Liebeler, who was in court today, also said that Microsoft was able to effectively demonstrate that there is effective interoperability in the marketplace.
"There is no interoperability issue in the way this term is commonly understood," he said.
He said that Microsoft's rivals want Microsoft to pass along valuable technology it developed to improve server-to-server communications.
"No company in any industry should be ordered to share its valuable intellectual property with its competitors," he said.
But the ECIS contended that Microsoft has been disingenuous in claiming that it had not harmed interoperability.
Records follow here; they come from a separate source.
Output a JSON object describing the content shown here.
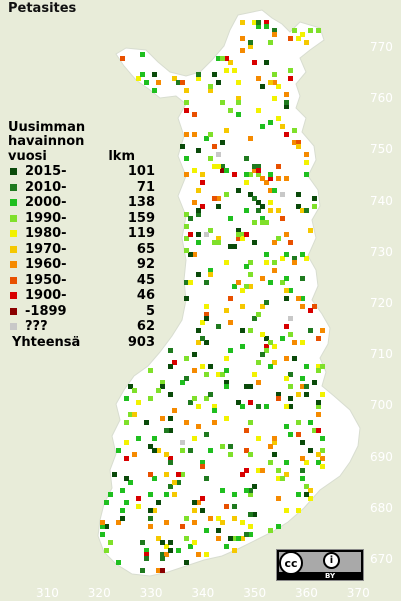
{
  "map": {
    "title": "Petasites",
    "background_color": "#e8ecd9",
    "land_color": "#ffffff"
  },
  "legend": {
    "heading_lines": [
      "Uusimman",
      "havainnon"
    ],
    "col_year_label": "vuosi",
    "col_count_label": "lkm",
    "items": [
      {
        "label": "2015-",
        "count": "101",
        "color": "#0a4a0a"
      },
      {
        "label": "2010-",
        "count": "71",
        "color": "#1f7a1f"
      },
      {
        "label": "2000-",
        "count": "138",
        "color": "#1fbf1f"
      },
      {
        "label": "1990-",
        "count": "159",
        "color": "#7fe02a"
      },
      {
        "label": "1980-",
        "count": "119",
        "color": "#f2f200"
      },
      {
        "label": "1970-",
        "count": "65",
        "color": "#f5c800"
      },
      {
        "label": "1960-",
        "count": "92",
        "color": "#f58a00"
      },
      {
        "label": "1950-",
        "count": "45",
        "color": "#e85000"
      },
      {
        "label": "1900-",
        "count": "46",
        "color": "#d80000"
      },
      {
        "label": "-1899",
        "count": "5",
        "color": "#8a0000"
      },
      {
        "label": "???",
        "count": "62",
        "color": "#c8c8c8"
      }
    ],
    "total_label": "Yhteensä",
    "total_count": "903"
  },
  "axes": {
    "y_ticks": [
      "770",
      "760",
      "750",
      "740",
      "730",
      "720",
      "710",
      "700",
      "690",
      "680",
      "670"
    ],
    "x_ticks": [
      "310",
      "320",
      "330",
      "340",
      "350",
      "360",
      "370"
    ]
  },
  "license": {
    "cc_text": "cc",
    "by_text": "BY"
  }
}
After the conclusion of this morning's proceedings, Ken Wasch, president of the Software & Information Industry Association, said that Microsoft is co-opting interoperability protocols in the manner as it has done in other areas.
"[Microsoft has] a proven track record of stifling key technologies like Java," said Wasch. "The value of the information Microsoft is being asked to disclose stems from its capacity to preclude competition, not from its innovative content."
The proceedings in this Court are very different from what occurs in a U.S. court of appeals. Here judges do not interrupt lawyers; questions are asked during designated times; and there is no cross examination.
This leaves the parties to engage in an extended game of tennis, with one side rebutting the other and leaving observers to decide which side made the best arguments.
"No one flopped in trying to present their arguments," he said.
The outcome is unlikely to be known before the end of this year or early next.